## 13-May-2015: (Beginners level) Analyzing unknown binary files using information entropy.

The note below has been copypasted to the Reverse Engineering for Beginners book

For the sake of simplification, I would say, information entropy is a measure, how tightly some piece of data can be compressed. For example, it is usually not possible to compress already compressed archive file, so it has high entropy. On the other hand, one megabyte of zero bytes can be compressed to a tiny output file. Indeed, in plain English language, one million of zeroes can be described just as "resulting file is one million zero bytes". Compressed files are usually a list of instructions to decompressor, like this: "put 1000 zeroes, then 0x23 byte, then 0x45 byte, then put a block of size 10 bytes which we've seen 500 bytes back, etc".

Texts written in natural languages are also can be compressed tightly, because natural languages has a lot of redundancy (otherwise, a tiny typo will always lead to misunderstanding, like any toggled bit in compressed archive make decompression nearly impossible), some words are used very often, etc. It's possible to drop some words and text will be still readable.
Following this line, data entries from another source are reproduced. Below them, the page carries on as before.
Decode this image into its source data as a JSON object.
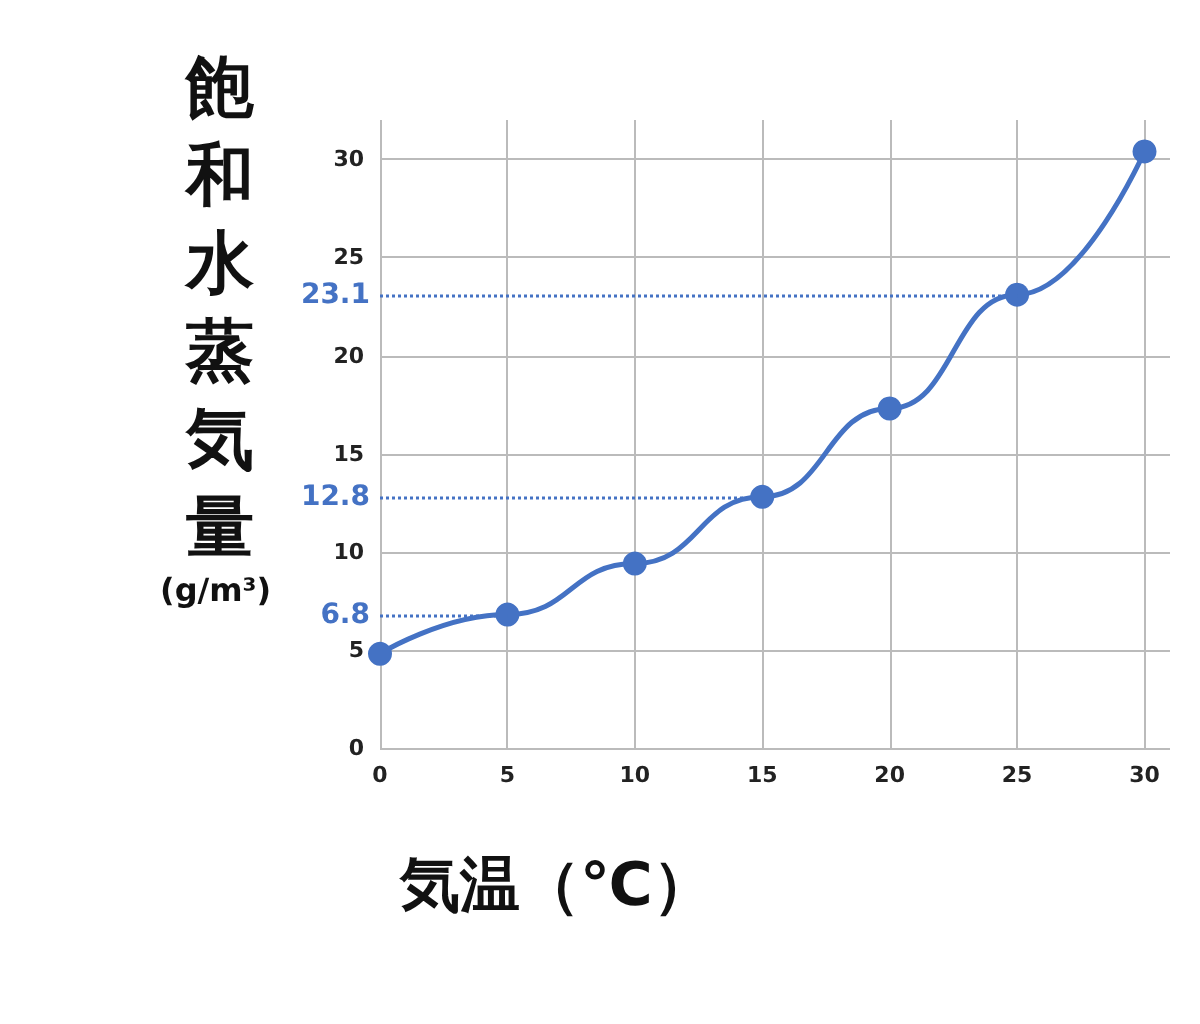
{
  "chart_data": {
    "type": "line",
    "xlabel": "気温（℃）",
    "ylabel": "飽和水蒸気量(g/m³)",
    "x": [
      0,
      5,
      10,
      15,
      20,
      25,
      30
    ],
    "series": [
      {
        "color": "#4472c4",
        "values": [
          4.8,
          6.8,
          9.4,
          12.8,
          17.3,
          23.1,
          30.4
        ]
      }
    ],
    "xlim": [
      0,
      31
    ],
    "ylim": [
      0,
      32
    ],
    "xticks": [
      0,
      5,
      10,
      15,
      20,
      25,
      30
    ],
    "yticks": [
      0,
      5,
      10,
      15,
      20,
      25,
      30
    ],
    "ref_lines": [
      {
        "axis": "y",
        "value": 6.8,
        "label": "6.8",
        "color": "#4472c4",
        "line_style": "dotted"
      },
      {
        "axis": "y",
        "value": 12.8,
        "label": "12.8",
        "color": "#4472c4",
        "line_style": "dotted"
      },
      {
        "axis": "y",
        "value": 23.1,
        "label": "23.1",
        "color": "#4472c4",
        "line_style": "dotted"
      }
    ],
    "grid": true,
    "marker": "circle",
    "line_style": "solid"
  }
}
Code for CPUs is also can be compressed, because some ISA instructions are used much more often than others. In x86, most used instructions are MOV/PUSH/CALL -- indeed, most of the time, computer CPU is just shuffling data and switching between levels of abstractions. If to consider data shuffling as moving data between levels of abstractions, this is also part of switching.

Data compressors and encryptors tend to produce very high entropy results. Good pseudorandom number generators also produce data which cannot be compressed (it is possible to measure their quality by this sign).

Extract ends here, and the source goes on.